Thursday night’s negotiations didn’t lead to a deal in the Chicago teachers’ strike but it appears that progress is being made. According to the Chicago Tribune’s Bridget Doyle, Jennifer Delgado and Joel Hood, the union and the school district are moving on from discussions of teacher evaluations and pay increases, though there remain differences on those matters, but “recall rights” remain a sticking point. So what are recall rights, and why do they matter?
Recalls occur when a school district that has laid off teachers needs to hire again and, under the terms of the union contract, is obligated to fill the new opening with recently laid off teachers before looking elsewhere. Like the initial layoffs, recalls are usually based on seniority. Less experienced teachers are laid off first, then more experienced teachers, and recalls work in reverse: more senior teachers get rehired first, then less senior ones thereafter. This policy is frequently known as “last in, first out.” The intent is to maintain job security for teachers in the face of staffing changes that are beyond their control.
As a general policy, “last in, first out” (or LIFO) has generally negative effects on student achievement. A study by Dan Goldhaber and Roddy Theobald at the University of Washington found that under Washington State’s LIFO rule, laid off teachers were only slightly worse than average, whereas if an effectiveness measure were used instead, the layoffs would have been concentrated on poor teachers:
An Urban Institute study (pdf) by Donald J. Boyd, Hamilton Lankford, Susanna Loeb, and James H. Wyckoff found similar results. That paper estimated that the gains due to using effectiveness-based, rather than seniority-based, layoffs improved teachers’ performance by the same amount as is gained when one replaces a teacher with one year of experience with a teacher with five years. So even though seniority is, all else being equal, correlated with teacher quality, using effectiveness measure is a better way to get good teachers.
A lot of this effect is due to the fact that effectiveness-based layoffs lead to fewer layoffs than seniority-based ones. Seniority-based layoffs hit inexperienced, poorly paid teachers more, and thus you need to lay off more teachers to save the same amount of money. Because effectiveness-based layoffs also affect experienced teachers who make more money, districts can save the same amount while firing fewer teachers. This is especially true in poor and minority districts, where Cristina Sepe and Marguerite Roza estimate more teachers are fired, and thus class sizes increase more, due to seniority-based layoff policies than in districts that serve whiter, more affluent populations.

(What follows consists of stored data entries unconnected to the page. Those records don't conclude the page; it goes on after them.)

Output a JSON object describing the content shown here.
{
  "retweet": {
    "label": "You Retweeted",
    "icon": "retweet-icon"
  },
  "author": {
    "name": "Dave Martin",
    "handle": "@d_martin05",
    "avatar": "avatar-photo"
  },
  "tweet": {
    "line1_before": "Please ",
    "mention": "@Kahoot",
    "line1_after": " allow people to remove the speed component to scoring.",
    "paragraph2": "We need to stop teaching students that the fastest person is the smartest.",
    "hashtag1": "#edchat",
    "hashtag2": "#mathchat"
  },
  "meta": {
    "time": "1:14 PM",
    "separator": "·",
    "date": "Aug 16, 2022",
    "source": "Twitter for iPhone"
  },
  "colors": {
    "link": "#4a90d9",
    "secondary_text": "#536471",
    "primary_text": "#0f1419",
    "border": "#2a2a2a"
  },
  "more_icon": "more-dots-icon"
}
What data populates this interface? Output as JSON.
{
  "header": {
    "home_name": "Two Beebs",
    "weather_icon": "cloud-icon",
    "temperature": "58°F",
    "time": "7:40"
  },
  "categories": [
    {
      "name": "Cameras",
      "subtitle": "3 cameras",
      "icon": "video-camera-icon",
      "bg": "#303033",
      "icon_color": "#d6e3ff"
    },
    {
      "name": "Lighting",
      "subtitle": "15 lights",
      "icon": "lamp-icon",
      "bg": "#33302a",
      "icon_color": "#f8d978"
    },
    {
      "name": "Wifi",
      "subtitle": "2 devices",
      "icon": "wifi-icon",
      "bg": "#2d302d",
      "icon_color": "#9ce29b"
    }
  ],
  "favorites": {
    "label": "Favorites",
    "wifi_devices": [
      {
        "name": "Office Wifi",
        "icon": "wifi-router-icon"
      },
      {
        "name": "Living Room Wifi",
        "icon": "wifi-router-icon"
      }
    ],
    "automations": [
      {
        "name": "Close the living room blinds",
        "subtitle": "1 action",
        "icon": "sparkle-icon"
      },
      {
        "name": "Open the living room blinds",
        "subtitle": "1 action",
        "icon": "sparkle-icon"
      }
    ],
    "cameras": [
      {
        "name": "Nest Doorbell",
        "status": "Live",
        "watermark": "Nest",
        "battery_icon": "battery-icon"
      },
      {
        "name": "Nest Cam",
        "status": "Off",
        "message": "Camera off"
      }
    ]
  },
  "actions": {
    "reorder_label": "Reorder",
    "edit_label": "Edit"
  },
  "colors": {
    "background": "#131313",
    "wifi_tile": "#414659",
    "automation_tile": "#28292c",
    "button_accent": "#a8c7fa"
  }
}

But what about recall policies specifically? I took a look at the National Council for Teacher Quality’s excellent TR3 database of the nation’s 100 biggest school districts to find out. The median school district has mandatory teacher recalls after layoffs, with the median district allowing recalls up to two years after the initial layoffs. Some, like Miami-Dade County, Pittsburgh, Dayton, and Toledo, mandate recalls indefinitely, while others, like North Carolina school districts, the Atlanta suburbs and, interestingly, Chicago, do not have recalls at all. Unfortunately, we only have good NAEP score data for certain school districts, so a rigorous evaluation of how recall policies affect performance is difficult, but here’s how math scores differ based on the length of recall periods (I represented indefinite periods as 10 years):
The charts suggest that generous recall policies hurt achievement, but the evidence is extremely weak. It’s a small sample size, and there are many other factors, like poverty, racial composition class sizes, other hiring/firing policies and so forth, that are more important factors in determining student achievement, and which recall policies a district adopts may depend on those factors. Most importantly, the effects aren’t statistically significant. The estimate effects are still negative once you control for the percentage of students getting school lunches, teacher salaries, and the percentage of black or Latino students, each additional year where recalls are mandatory is associated with a 0.1832 point decrease in 8th grade reading scores and a 0.03751 point decrease in 8th grade math scores. But the policies actually increase 4th grade math and reading scores once you control for these other factors. So there’s no reason to believe, from the NAEP data, that recall policies have any effect whatsoever on student achievement.
The latest Chicago Public Schools proposal would strike a compromise on the issue. It would create two pools, one for high-achieving teachers and the other for low-achieving teachers, and would automatically rehire high-achieving teachers who have been laid off if openings arise, whereas low-achieving teachers would have to reapply for their positions. The research on last-in, first-out suggest that this will probably be better for student learning than the alternative. But the data on recall policies themselves is decidedly ambiguous.